İnançlar ve Alışkanlıklar Üzerine İki Pazarlama Hikayesi

İnançlar ve Alışkanlıklar Üzerine İki Pazarlama Hikayesi

A+ A-

Bu yazı için elimizde, içlerinden pazarlama adına dersler çıkarabileceğimiz ya da merakımızı giderebileceğimiz, iki hikaye var.

Biri bundan çok ama çok uzun zaman öncesinde, diğeri ise şimdiki zamanda geçiyor.

Biri bir dinin, diğeri ise bir diş macunu kutusunun hikayesi…
Ve her şey, pazarlama konusunda köşe yazıları yazan bir yazarın, anlatacak konu arayışı sırasında, okuduğu bir kitapla aklında beliren soruların yaktığı ampuller sonucunda, bu satırlara dökülüyor.

Yazar okurunu biraz gülümsetmek ve biraz da etkileyici bir giriş yapmak adına yazdığı giriş satırlarından sonra, içten içe bu kadar uzatabildiğine kendi de şaşırarak, anlatmaya başlıyor.

Antik Roma tarihi üzerine okuduğum kitabın kısa bir bölümünde, Hristiyanlığın ortaya çıkışından bahsediliyor.

O zamanların tüm dünyaya hakim olma düşüncesi, Avrupa kıtasında kurulan Roma İmparatorluğu sınırlarını, Afrika ve Asya’ya kadar genişletiyor.

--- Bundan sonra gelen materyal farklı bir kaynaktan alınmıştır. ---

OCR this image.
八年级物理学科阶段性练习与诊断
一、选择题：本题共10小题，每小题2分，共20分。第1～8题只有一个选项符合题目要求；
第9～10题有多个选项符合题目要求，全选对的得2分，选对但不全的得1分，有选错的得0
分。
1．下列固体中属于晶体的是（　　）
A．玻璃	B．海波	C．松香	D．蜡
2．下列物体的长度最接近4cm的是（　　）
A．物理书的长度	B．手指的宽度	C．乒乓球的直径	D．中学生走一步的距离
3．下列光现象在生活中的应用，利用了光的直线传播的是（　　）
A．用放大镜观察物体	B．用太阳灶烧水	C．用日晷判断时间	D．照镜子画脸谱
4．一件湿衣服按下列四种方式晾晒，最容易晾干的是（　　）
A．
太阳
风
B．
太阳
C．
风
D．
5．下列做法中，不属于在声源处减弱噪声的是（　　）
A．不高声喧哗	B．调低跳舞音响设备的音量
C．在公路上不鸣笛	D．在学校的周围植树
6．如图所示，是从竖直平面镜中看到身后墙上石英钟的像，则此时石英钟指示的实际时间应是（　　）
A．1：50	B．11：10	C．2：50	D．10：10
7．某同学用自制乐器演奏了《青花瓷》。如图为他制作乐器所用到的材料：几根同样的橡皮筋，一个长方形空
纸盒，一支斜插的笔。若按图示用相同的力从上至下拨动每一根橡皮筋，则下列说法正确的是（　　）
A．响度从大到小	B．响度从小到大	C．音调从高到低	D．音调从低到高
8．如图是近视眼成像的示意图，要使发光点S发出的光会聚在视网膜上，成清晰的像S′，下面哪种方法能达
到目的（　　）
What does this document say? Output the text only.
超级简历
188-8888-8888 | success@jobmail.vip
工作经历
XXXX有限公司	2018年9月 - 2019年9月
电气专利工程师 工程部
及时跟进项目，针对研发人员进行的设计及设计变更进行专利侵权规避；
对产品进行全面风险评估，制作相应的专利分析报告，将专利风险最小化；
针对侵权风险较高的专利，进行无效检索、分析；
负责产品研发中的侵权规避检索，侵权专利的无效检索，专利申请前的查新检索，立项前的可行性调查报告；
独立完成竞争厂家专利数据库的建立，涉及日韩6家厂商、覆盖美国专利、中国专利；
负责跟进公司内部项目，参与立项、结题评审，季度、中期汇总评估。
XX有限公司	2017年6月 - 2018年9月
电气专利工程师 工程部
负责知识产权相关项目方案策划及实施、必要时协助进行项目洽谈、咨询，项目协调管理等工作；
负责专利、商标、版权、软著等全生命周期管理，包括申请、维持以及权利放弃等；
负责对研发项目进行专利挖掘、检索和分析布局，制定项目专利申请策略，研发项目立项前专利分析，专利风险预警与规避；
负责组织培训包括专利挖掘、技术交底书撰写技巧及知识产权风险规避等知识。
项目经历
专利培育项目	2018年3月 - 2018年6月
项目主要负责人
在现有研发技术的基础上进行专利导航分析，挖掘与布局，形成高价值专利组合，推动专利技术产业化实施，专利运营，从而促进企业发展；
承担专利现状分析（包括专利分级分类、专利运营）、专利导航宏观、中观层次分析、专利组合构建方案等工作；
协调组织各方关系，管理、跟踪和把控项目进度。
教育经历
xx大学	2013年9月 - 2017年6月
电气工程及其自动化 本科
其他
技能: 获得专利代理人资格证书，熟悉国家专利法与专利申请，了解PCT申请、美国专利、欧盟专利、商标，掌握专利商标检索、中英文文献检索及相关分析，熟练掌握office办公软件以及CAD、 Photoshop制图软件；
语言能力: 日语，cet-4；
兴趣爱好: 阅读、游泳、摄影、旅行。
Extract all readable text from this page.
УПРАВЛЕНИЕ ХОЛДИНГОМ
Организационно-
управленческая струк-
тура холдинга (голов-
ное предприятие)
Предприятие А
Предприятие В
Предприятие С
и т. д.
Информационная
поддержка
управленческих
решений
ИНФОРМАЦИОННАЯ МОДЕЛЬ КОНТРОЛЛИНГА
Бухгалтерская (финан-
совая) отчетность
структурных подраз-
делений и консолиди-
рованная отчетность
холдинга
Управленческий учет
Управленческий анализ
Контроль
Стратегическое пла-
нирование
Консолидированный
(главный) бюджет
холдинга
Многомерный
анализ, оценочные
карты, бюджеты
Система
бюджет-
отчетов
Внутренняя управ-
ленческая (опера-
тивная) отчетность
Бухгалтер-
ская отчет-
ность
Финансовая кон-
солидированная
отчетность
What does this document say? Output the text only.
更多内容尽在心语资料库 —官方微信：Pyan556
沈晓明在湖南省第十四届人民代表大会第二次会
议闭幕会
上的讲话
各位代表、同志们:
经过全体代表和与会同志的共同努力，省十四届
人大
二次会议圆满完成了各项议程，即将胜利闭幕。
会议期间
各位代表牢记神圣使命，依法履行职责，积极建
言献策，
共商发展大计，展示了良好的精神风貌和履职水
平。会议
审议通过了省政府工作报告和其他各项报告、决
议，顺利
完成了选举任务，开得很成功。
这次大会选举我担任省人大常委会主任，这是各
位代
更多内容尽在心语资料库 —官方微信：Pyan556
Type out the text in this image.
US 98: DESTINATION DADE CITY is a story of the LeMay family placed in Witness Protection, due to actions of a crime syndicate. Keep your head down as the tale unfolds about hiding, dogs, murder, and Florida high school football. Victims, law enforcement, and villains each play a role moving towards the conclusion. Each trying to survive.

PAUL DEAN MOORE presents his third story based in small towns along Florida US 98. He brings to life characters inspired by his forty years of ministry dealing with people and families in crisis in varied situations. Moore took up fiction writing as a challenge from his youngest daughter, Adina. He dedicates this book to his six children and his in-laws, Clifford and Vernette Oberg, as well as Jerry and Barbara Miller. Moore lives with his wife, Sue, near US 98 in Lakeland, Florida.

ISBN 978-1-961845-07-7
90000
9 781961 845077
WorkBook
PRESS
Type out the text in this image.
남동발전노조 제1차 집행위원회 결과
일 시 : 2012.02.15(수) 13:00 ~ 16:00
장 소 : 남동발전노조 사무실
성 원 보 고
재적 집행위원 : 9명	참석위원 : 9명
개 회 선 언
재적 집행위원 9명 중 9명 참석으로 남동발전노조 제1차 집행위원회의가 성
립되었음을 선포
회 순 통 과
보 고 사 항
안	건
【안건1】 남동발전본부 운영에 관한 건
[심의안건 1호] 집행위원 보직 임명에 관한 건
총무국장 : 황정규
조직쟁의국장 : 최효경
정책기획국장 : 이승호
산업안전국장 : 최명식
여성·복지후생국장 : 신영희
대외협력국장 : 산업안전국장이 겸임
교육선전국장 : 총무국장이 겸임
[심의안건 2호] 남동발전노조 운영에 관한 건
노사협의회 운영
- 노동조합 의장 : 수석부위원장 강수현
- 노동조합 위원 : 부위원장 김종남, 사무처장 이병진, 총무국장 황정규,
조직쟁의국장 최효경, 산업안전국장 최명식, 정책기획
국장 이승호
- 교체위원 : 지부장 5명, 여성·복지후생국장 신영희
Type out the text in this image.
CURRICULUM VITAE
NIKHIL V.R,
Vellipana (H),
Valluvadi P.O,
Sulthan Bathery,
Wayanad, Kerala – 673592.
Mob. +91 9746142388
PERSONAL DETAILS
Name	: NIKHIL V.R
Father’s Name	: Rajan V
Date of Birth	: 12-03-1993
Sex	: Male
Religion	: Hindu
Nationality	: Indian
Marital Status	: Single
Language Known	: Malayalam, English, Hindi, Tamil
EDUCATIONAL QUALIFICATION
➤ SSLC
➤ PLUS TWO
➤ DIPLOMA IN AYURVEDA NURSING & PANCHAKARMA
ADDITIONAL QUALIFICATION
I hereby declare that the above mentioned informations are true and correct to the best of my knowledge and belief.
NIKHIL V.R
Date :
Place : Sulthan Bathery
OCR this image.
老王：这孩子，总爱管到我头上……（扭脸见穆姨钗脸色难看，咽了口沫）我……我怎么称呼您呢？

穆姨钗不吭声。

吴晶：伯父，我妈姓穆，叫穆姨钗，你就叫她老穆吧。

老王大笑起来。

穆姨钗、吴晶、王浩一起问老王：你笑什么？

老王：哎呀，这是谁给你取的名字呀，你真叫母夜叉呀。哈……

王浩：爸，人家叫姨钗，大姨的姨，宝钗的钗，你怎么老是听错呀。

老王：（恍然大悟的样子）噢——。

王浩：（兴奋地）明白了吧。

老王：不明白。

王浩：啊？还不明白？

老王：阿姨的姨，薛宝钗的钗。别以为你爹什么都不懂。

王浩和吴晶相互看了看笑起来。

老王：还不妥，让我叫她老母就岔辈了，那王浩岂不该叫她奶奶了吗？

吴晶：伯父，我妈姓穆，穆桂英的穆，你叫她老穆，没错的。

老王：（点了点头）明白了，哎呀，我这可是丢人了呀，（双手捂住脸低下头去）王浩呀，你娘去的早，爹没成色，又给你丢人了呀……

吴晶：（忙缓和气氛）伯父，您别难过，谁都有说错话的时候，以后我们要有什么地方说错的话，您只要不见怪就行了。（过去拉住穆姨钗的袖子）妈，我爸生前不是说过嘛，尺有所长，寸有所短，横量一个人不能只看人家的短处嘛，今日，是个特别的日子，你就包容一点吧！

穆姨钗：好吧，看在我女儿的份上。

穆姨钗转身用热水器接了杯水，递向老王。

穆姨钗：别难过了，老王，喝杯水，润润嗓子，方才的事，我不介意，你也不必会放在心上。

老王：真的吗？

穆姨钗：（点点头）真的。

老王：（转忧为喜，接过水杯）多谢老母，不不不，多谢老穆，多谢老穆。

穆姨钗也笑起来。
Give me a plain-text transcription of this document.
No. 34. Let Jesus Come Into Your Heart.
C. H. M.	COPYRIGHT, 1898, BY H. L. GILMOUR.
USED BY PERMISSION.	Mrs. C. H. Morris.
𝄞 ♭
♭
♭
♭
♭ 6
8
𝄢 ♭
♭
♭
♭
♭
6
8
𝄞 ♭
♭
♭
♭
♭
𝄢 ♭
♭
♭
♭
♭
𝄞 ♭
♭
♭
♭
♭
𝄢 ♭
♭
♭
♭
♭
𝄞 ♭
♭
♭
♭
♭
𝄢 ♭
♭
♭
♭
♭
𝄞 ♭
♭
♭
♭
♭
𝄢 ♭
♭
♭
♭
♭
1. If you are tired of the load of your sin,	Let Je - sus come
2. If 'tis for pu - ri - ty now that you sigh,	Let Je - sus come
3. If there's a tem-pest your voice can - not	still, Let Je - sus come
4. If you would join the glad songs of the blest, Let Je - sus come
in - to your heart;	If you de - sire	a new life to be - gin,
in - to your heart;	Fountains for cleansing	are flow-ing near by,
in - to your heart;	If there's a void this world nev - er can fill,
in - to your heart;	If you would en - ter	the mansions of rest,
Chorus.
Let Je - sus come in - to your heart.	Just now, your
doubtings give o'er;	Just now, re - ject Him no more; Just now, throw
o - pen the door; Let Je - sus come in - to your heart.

Ancak bu büyüme, kontrol kaybının beraberinde yıkımı da getiriyor ve sınırlar genişledikçe insan ve farklı kültür sayısı da artıyor.

İşte tüm bu yaşananlar sırasında yeni bir din ve İsa ortaya çıkarken, benim aklımda da çeşitli sorular beliriyor.

Ya Roma bu kadar genişlemeseydi, yine de İsa ve Hristiyanlık ortaya çıkar mıydı?

Ya da asıl aklıma takılan; İsa ve Hristiyanlık, kitle iletişim araçlarının, sosyal medyanın, reklamların, profesyonel pazarlama yöntemlerinin, internetin, cep telefonlarının… olmadığı bir zamanda nasıl başardı?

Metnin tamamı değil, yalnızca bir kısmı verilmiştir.